İPTAL EDİLEN PAYLAŞIM...

Meraba...

Bugün bir kitapta Adorno'nun teslimiyet anlayışına dair bir şeyler okudum. "Gerçekten teslim olanın sahiden umutlu olması söz konusu değildir" gibi bir şeyler diyordu.

Şimdi kitap cümlelerini sağda indirip yoluma kendi cümlelerimle devam edicem. Çünkü burası Adorno'nun sayfası değil benim sayfam.

Düşündüm de biz bu teslimiyeti kabulleniş ve itaat olarak da algılayabiliriz. Gerçi açmaya kalksak bir sürü anlamda dal budak verir ama biz bu kısmından yürüyelim. Bu yaştan sonra nerden yürüyeceğimizi de soracak değiliz herhalde..

Bu var ya, bize çocukluktan itibaren empoze edilen bir şey aslında. Aza tamah et, suyu bulandırma, sorun çıkarma, asi olma... bla bla bla ...

Siyasal olarak da teslimiyet beklenir, inanç olarak da, kıçı kırık gündelik yaşamda da ...
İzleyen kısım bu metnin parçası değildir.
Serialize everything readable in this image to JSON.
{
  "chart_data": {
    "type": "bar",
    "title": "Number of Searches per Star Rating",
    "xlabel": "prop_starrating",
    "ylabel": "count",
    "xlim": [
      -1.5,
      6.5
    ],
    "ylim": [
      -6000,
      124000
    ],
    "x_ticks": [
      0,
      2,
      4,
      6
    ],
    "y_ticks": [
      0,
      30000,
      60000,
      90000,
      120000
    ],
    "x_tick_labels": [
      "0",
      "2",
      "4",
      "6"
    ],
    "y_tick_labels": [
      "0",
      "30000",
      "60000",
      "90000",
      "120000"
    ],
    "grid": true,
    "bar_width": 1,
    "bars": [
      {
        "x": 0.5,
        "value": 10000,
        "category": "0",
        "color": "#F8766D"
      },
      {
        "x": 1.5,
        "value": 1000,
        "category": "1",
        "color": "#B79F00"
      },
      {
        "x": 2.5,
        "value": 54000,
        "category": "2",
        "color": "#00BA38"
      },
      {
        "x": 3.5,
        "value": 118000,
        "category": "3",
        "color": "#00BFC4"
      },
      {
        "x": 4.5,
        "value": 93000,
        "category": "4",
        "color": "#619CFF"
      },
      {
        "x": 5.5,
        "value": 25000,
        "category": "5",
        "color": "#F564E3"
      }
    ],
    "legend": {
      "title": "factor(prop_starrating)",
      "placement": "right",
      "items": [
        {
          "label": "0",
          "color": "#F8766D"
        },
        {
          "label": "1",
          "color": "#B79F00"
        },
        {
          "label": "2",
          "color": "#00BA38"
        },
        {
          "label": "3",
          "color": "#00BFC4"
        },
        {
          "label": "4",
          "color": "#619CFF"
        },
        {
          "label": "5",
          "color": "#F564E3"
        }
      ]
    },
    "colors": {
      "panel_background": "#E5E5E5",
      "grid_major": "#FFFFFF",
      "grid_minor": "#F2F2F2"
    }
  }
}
Alttan almak öğretilir bize, kabulleniş ve baskın bir itaat öğretilir. Öğretenler öğrettiğinin farkında değildir üstelik.

Düşünün yani;

Evde anaya-babaya itaat etmelisin; karşı çıktığın, sesini yükselttiğin her şey saygısızlık, hayırsızlık, günah olarak kabul edilir.. Okulda öğretmene itaat edersin, öğretmen de müdürüne eder...
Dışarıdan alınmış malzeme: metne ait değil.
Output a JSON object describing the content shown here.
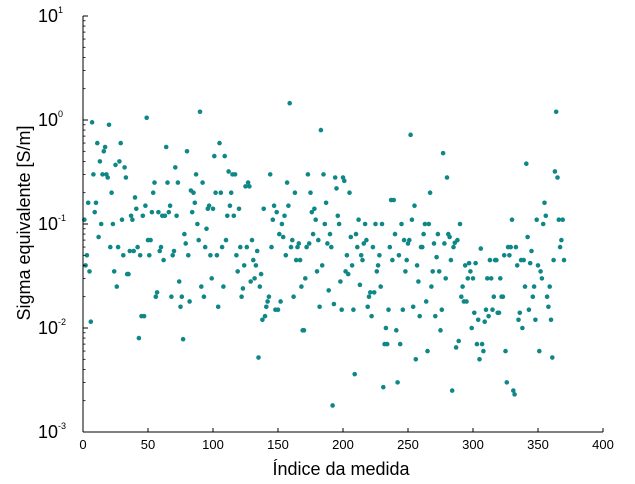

Gerekli mi gereksiz mi bakmadan kurallara itaat edersin, en azından itaat etmen beklenir, etmezsen etiketi yersin. (Bunu bilhassa ahlak kurallarını baz alarak söylüyorum.)

Evlenirsin kocana itaat edersin. (bunu da güzel ülkemdeki kadınlar için söylüyorum, çünkü malum erkeklerin kocası yok.)

Çalışırsın, iş verenine itaat edersin ve hak arasan işinden olursun...

Falan, filan.

Yani her koşulda itaat edersin ve her koşulda itaat etmezsen bedel ödersin. Bu böyle.

Peki şimdi adam ne diyor? “Teslimiyetin olduğu yerde gerçek bir umut olmaz” diyor di mi?

Umut nedir?

"Daha iyi için aktif bir arzu duyma hali” değil midir? “Arzu duyduğun şey için eyleme geçmezsen daha iyi, sana gökten elma olarak düşecek” değildi mi?

Peki, insan umut etmeden yaşayabilir mi? Hayatın anlamsızlığı içinde kendini kandırma hali mecburi umuda dayanmaz mı? Yaşamak için bir şeylere tutunmak zorunda değil misin?

Demek ki teslimiyet varsa umut yoktur, umut yoksa yaşamak da yoktur.

Buraya kadar çıkan sonuç nedir? İtaat eden, kabullenen, teslim olan kimse hiçbir şeyi değiştiremez!

Bir şeylerin değişmesini isteyenin önce baş kaldırması gerek o halde.

Witgenstein ne demiş biliyor musunuz? Demiş ki: “mahrem bir dil diye bir şey yoktur. Kafanızın içinde başkaları tarafından farkedilmeyen düşünce var sayılamaz.”

O zaman kafamızın içindeki düşünceleri sese dökmemiz lazım. Ses çıkaralım yani, önce ses çıkaralım. Bir seyler değişsin artık. Valla yaşayamıyorum ya. İçimde önüne geçemediğim bir mağara kadını olma isteği var. E, biliyorum sıkılcam da yalnız. Ama böyle de olmuyor...

Değişmeli bir şeyler, benim yaşamam lazım. Yaşayayım ki bir Adorno daha yeşersin. Gerçi söylemiyle eylemi birbirini tutmayan hıyarın tekiydi ama olsun.

...

Bi dakka ya, şimdi aklıma da ne geldi. Ben ses çıkaralım falan diyorum ama gelişmiş beyinler için diyorum. Şimdi her önüne gelen ses çıkarırsa da ben kanser olurum.

Vazgeçtim ya. Herkes ses çıkarmasın. Hatta kimse çıkarmasın en iyisi.

Bu paylaşım iptal arkadaşlar. Bu paylaşım gözlerimin önünde kendi içinde kendini imha etti...

Off ya, Adorno'yu dinlediğim için böyle oldu. İsmail YK dinleseydim kesinlikle böyle olmazdı.